Datenschutz Nachdem der Technikblog 'TechCrunch' am Freitag berichtet hat, dass das Musik-Netzwerk Last.fm Nutzerdaten an den US-Musikverband RIAA weitergegeben hat, dementierte der Gründer von Last.fm nun den Bericht. Wie es in dem Artikel von Freitag hieß, soll der Online-Musikdienst zur Rückverfolgung von illegalen Musikdownloads eine "gewaltige Menge an Nutzerdaten" an die Recording Industry Association of America weitergegeben haben. Last.fm-Mitgründer Richard Jones bezeichnete den Artikel als unsinnig und unwahr.

TechCrunch zufolge wollte die RIAA mit den Daten Personen identifizieren, die Lieder aus dem noch nicht veröffentlichten Album der Rockband U2 heruntergeladen und abgespielt haben. Dieses war Anfang Februar, noch zwei Wochen vor der offiziellen Veröffentlichung, ins Internet gelangt.

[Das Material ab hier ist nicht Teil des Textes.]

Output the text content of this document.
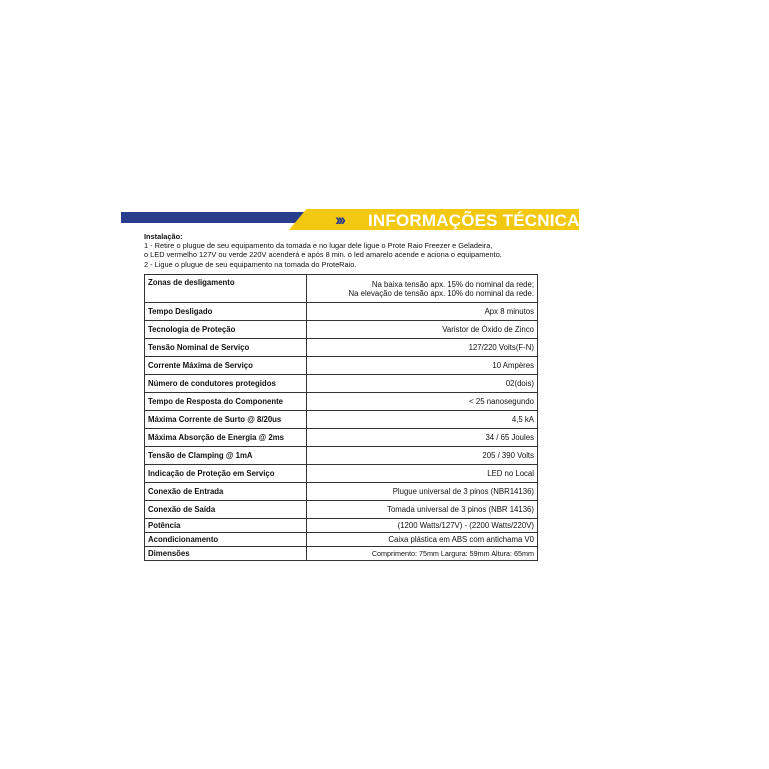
››› INFORMAÇÕES TÉCNICAS
Instalação:
1 - Retire o plugue de seu equipamento da tomada e no lugar dele ligue o Prote Raio Freezer e Geladeira,
o LED vermelho 127V ou verde 220V acenderá e após 8 min. o led amarelo acende e aciona o equipamento.
2 - Ligue o plugue de seu equipamento na tomada do ProteRaio.
Zonas de desligamento	Na baixa tensão apx. 15% do nominal da rede;
Na elevação de tensão apx. 10% do nominal da rede.

Tempo Desligado	Apx 8 minutos
Tecnologia de Proteção	Varistor de Óxido de Zinco
Tensão Nominal de Serviço	127/220 Volts(F-N)
Corrente Máxima de Serviço	10 Ampères
Número de condutores protegidos	02(dois)
Tempo de Resposta do Componente	< 25 nanosegundo
Máxima Corrente de Surto @ 8/20us	4,5 kA
Máxima Absorção de Energia @ 2ms	34 / 65 Joules
Tensão de Clamping @ 1mA	205 / 390 Volts
Indicação de Proteção em Serviço	LED no Local
Conexão de Entrada	Plugue universal de 3 pinos (NBR14136)
Conexão de Saída	Tomada universal de 3 pinos (NBR 14136)
Potência	(1200 Watts/127V) - (2200 Watts/220V)
Acondicionamento	Caixa plástica em ABS com antichama V0
Dimensões	Comprimento: 75mm Largura: 59mm Altura: 65mm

Auch Russ Garrett, Systemarchitekt bei Last.fm wies die Vorwürfe des Blogs zurück. Das Online-Musiknetzwerk habe niemals eine entsprechende Anfrage der RIAA erhalten und würde einer solchen Forderung auch niemals nachkommen. Garrett zufolge haben in Folge des Artikels zahlreiche Nutzer ihren Account bei Last.fm gelöscht.